Associated Press - 5.out.95
Soldado das Ilhas Comores, na costa leste da África, cumprimenta mercenário que participou de um golpe de Estado ocorrido no país em 95


OTÁVIO DIAS
da Reportagem Local

A atividade dos mercenários passou na última década por uma transformação profunda que aponta para a mesma direção das tendências atuais de globalização, valorização e liberalização do mercado.
De indivíduos com experiência militar dispostos a atuar em conflitos armados em troca de salário, os mercenários estariam se transformando em proprietários ou empregados de empresas legais, com alto nível de profissionalização, capazes de realizar operações militares nos mais diversos pontos do planeta.
É o que afirma o peruano Enrique Bernales Ballesteros, relator especial da Comissão de Direitos Humanos da ONU, que desde 87 investiga, a pedido da entidade, atividades mercenárias ao redor do mundo.
Essas empresas, formadas por ex-militares de países com Forças Armadas competentes como Estados Unidos, Reino Unido e África do Sul, autodefinem-se como especialistas em assuntos militares e de segurança e oferecem seus serviços a governos ameaçados por conflitos internos ou companhias instaladas em regiões instáveis.
Entre os serviços propostos estão a estruturação e o treinamento dos efetivos militares de países menos desenvolvidos ou em processo de formação, auxílio na compra de equipamento bélico e planejamento de operações militares. Mas há denúncias de que algumas dessas companhias terminariam se envolvendo diretamente em conflitos internos e operações militares.
Há, entretanto, uma diferença em relação aos mercenários mais tradicionais.
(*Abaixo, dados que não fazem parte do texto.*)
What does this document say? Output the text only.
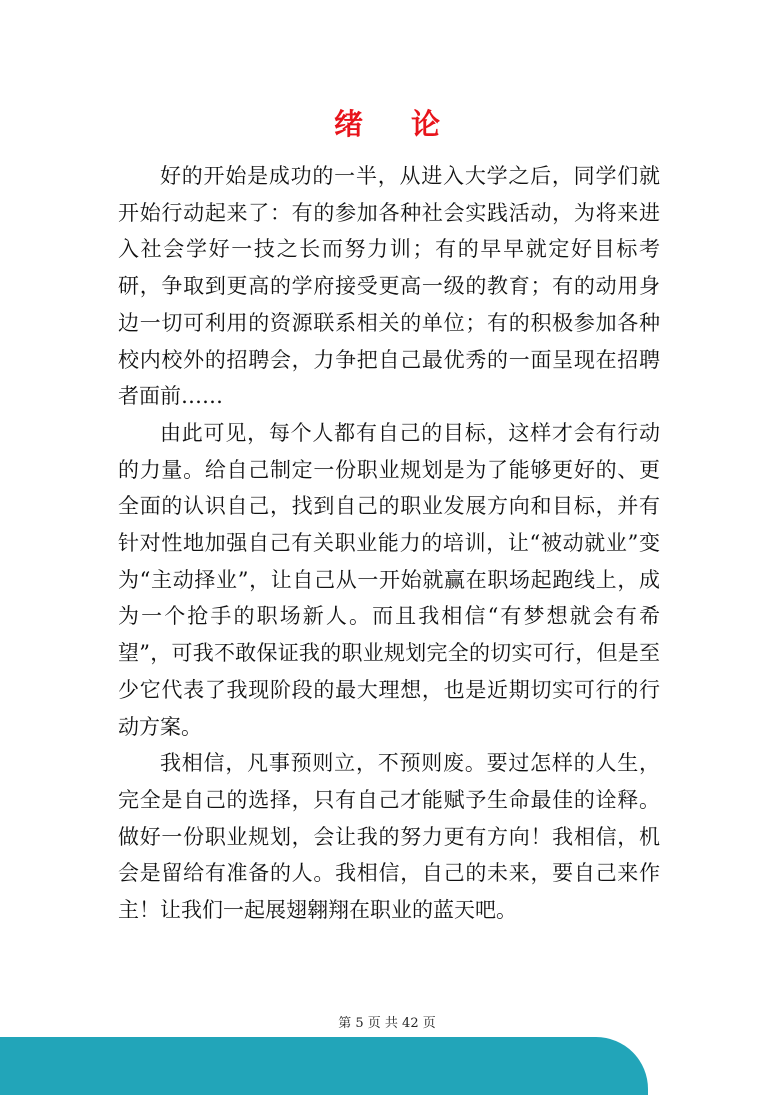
绪论

好的开始是成功的一半，从进入大学之后，同学们就开始行动起来了：有的参加各种社会实践活动，为将来进入社会学好一技之长而努力训；有的早早就定好目标考研，争取到更高的学府接受更高一级的教育；有的动用身边一切可利用的资源联系相关的单位；有的积极参加各种校内校外的招聘会，力争把自己最优秀的一面呈现在招聘者面前……

由此可见，每个人都有自己的目标，这样才会有行动的力量。给自己制定一份职业规划是为了能够更好的、更全面的认识自己，找到自己的职业发展方向和目标，并有针对性地加强自己有关职业能力的培训，让“被动就业”变为“主动择业”，让自己从一开始就赢在职场起跑线上，成为一个抢手的职场新人。而且我相信“有梦想就会有希望”，可我不敢保证我的职业规划完全的切实可行，但是至少它代表了我现阶段的最大理想，也是近期切实可行的行动方案。

我相信，凡事预则立，不预则废。要过怎样的人生，完全是自己的选择，只有自己才能赋予生命最佳的诠释。做好一份职业规划，会让我的努力更有方向！我相信，机会是留给有准备的人。我相信，自己的未来，要自己来作主！让我们一起展翅翱翔在职业的蓝天吧。

第 5 页 共 42 页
As referidas empresas garantem que só prestam serviços a governos cuja legitimidade seja reconhecida internacionalmente e defendem a regulamentação internacional da atividade.

Privatização da segurança
O limite estabelecido pelas empresas, no entanto, não convence a ONU (Organização das Nações Unidas), que considera a nova tendência uma perigosa proposta de "privatização da segurança nacional e internacional".
"Considero muito perigoso quando, dentro das tendências atuais de valorização do mercado, entende-se que não há limites diante de nada. Ou seja, que as regras de mercado podem funcionar inclusive para a segurança nacional e internacional", disse à Folha o relator Enrique Bernales, professor de direito constitucional da Universidade Católica de Lima (Peru).
"A segurança faz parte das atribuições e competências do Estado nacional, que não pode renunciar à obrigação de dar segurança à sua população e garantir a integridade de suas fronteiras. Se o Estado renuncia à segurança, praticamente deixa de ser Estado", afirma.
Para ele, não é válido o argumento de que a atividade seria legítima se autorizada por governos reconhecidos internacionalmente.
"Isso é relativo", diz. "O regime do apartheid na África do Sul, por exemplo, era constitucional. E os ativistas do Congresso Nacional Africano eram tratados como terroristas. As coisas mudaram depois, e o CNA está no governo", diz ele.
"É sumamente perigoso dar legitimidade para a atividade mercenária porque, em certos casos, ela poderia ser usada contra movimentos de libertação nacional legítimos", afirma Bernales, membro da Comissão Andina de Juristas.
Segundo o relator, é responsabilidade da ONU e de organismos regionais de segurança auxiliar governos deficientes em termos de segurança.
"Se o que a ONU faz para garantir a paz e salvaguardar a segurança coletiva parece insuficiente, é preciso reforçar os mecanismos à disposição da entidade e torná-los mais eficazes", afirma.

Pouca responsabilidade
Ele também vê um fator de risco e insegurança "na existência de empresas transnacionais que formem exércitos, forneçam armas e transportem tanques de guerra, aviões e artilharia pesada pelo mundo".
Por fim, o professor Enrique Bernales considera que as empresas de segurança militar tenderiam a praticar mais violações de direitos humanos, pois não teriam a mesma responsabilidade dos Estados nessa questão.
"A atividade mercenária fere não só a soberania dos Estados e o direito de autodeterminação dos povos como também é uma ameaça à própria vida das pessoas", afirma o professor Enrique Bernales Ballesteros.